À l’approche des élections présidentielles, Paul Biya a accordé une audience à Mgr José Avelino Bettencourt, Nonce apostolique au Cameroun, dans un contexte politique tendu. Cette rencontre, marquée par des enjeux diplomatiques et symboliques, souligne les relations complexes entre le Cameroun et le Saint-Siège.
Ce mardi 15 juillet 2025, deux jours seulement après l’annonce officielle de sa candidature à un nouveau mandat présidentiel, le chef de l’État camerounais, Paul Biya, a reçu en audience, au Palais de l’Unité, Mgr José Avelino Bettencourt, Nonce apostolique au Cameroun et en Guinée Équatoriale. Cette rencontre, à forte teneur diplomatique et symbolique, s’inscrit dans un contexte où les relations entre l’État camerounais et le Saint-Siège se veulent stratégiques, mais non exemptes de nuances, notamment en raison des prises de position récentes de certains prélats sur la scène politique nationale.
Cette audience, présentée officiellement comme une concertation sur des sujets d’intérêt commun, s’inscrit dans le sillage de la relation diplomatique établie par l’Accord-cadre signé le 13 janvier 2014 entre le Saint-Siège et la République du Cameroun. Cet accord consacre une coopération étroite, fondée sur le respect mutuel et la reconnaissance du rôle de l’Église catholique dans la vie morale, sociale et éducative du pays. La célébration du 10e anniversaire de ce texte avait d’ailleurs donné lieu, en novembre 2024, à la visite de Mgr Paul Richard Gallagher, Secrétaire pour les Relations avec les États du Vatican, accueilli solennellement par Paul Biya.
Cependant, cette nouvelle audience survient dans un contexte singulier. L’annonce de la candidature de Paul Biya pour un nouveau mandat a suscité, comme en 2018, des commentaires implicites – voire explicites – de certains membres de la Conférence épiscopale nationale du Cameroun (CENC). Plusieurs évêques ont récemment appelé à un renouvellement de la gouvernance, évoquant « le poids de l’histoire » et « l’urgence d’un dialogue générationnel ». Bien que les évêques s’en tiennent à une prudente neutralité officielle, leurs homélies s’apparentent parfois à des plaidoyers voilés pour une transition politique.

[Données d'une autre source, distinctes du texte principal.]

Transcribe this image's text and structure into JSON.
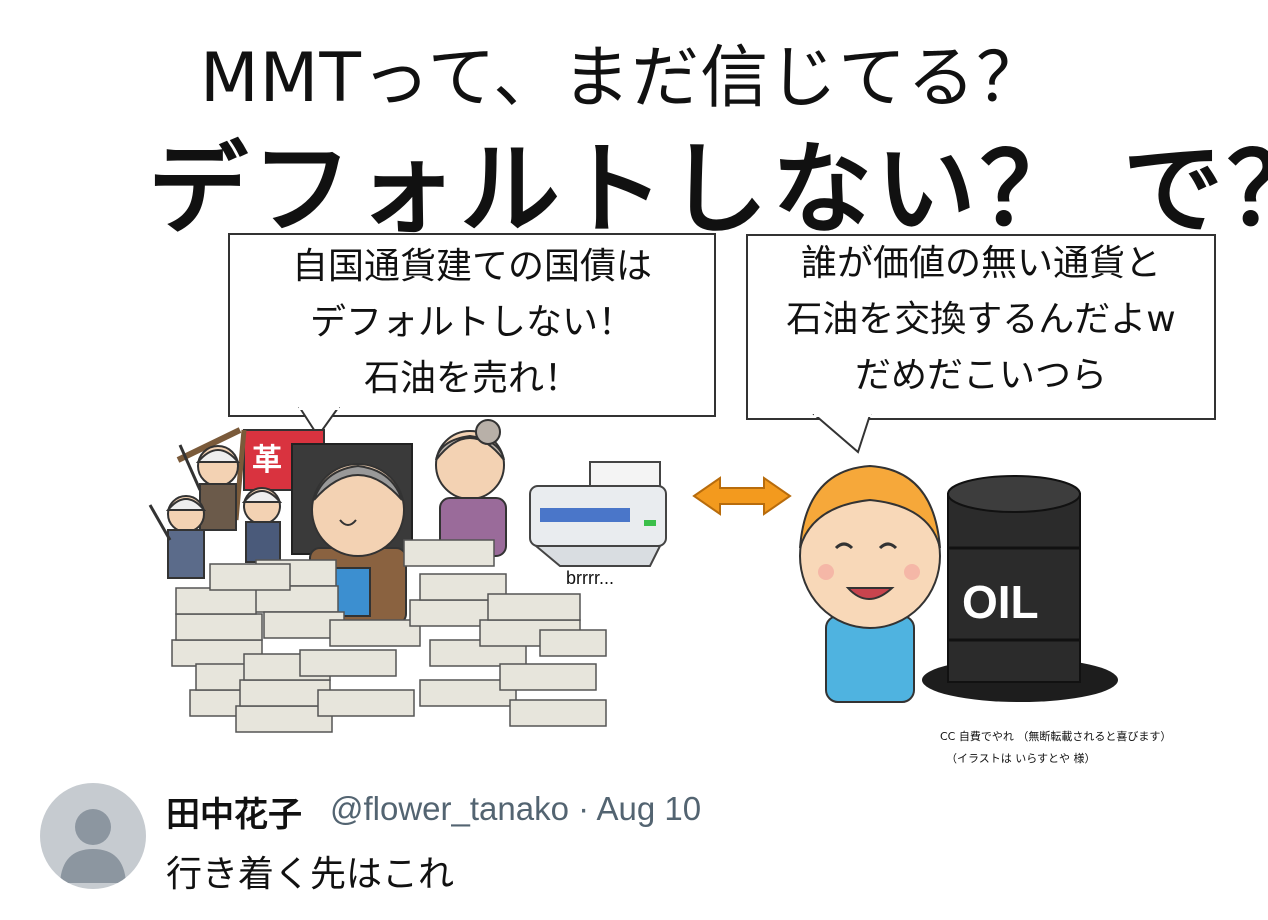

Le Vatican, de son côté, maintient une ligne diplomatique classique, fondée sur la neutralité et la promotion du bien commun. Le Nonce Bettencourt, qui assure la fluidité des rapports entre le Saint-Siège et Yaoundé, s’emploie à renforcer cette dynamique institutionnelle. « C’est un partenaire familier des arcanes du pouvoir camerounais », confie un diplomate africain en poste à Rome.
Les relations entre le Cameroun et le Vatican sont anciennes. Elles se sont intensifiées avec les visites de Jean-Paul II en 1985 et 1995, ainsi que la proclamation à Yaoundé en 1995 de l’exhortation apostolique Ecclesia in Africa. Plus récemment, la participation du Cameroun aux obsèques du Pape François, puis à l’inauguration du pontificat de Léon XIV, témoigne d’un engagement diplomatique réciproque. L’Église Catholique demeure un acteur influent dans les domaines de la santé, de l’éducation, mais aussi du discours moral sur la nation.
Dans ce contexte, l’audience du 15 juillet peut être interprétée comme une tentative de rassurer, voire de recueillir une forme de bénédiction tacite du Saint-Siège à un moment où la candidature du président sortant est de nouveau source de tensions internes. Si le Vatican se garde bien d’interférer, l’histoire récente démontre que les gestes symboliques, dans la tradition Catholique, n’ont rien d’anodin.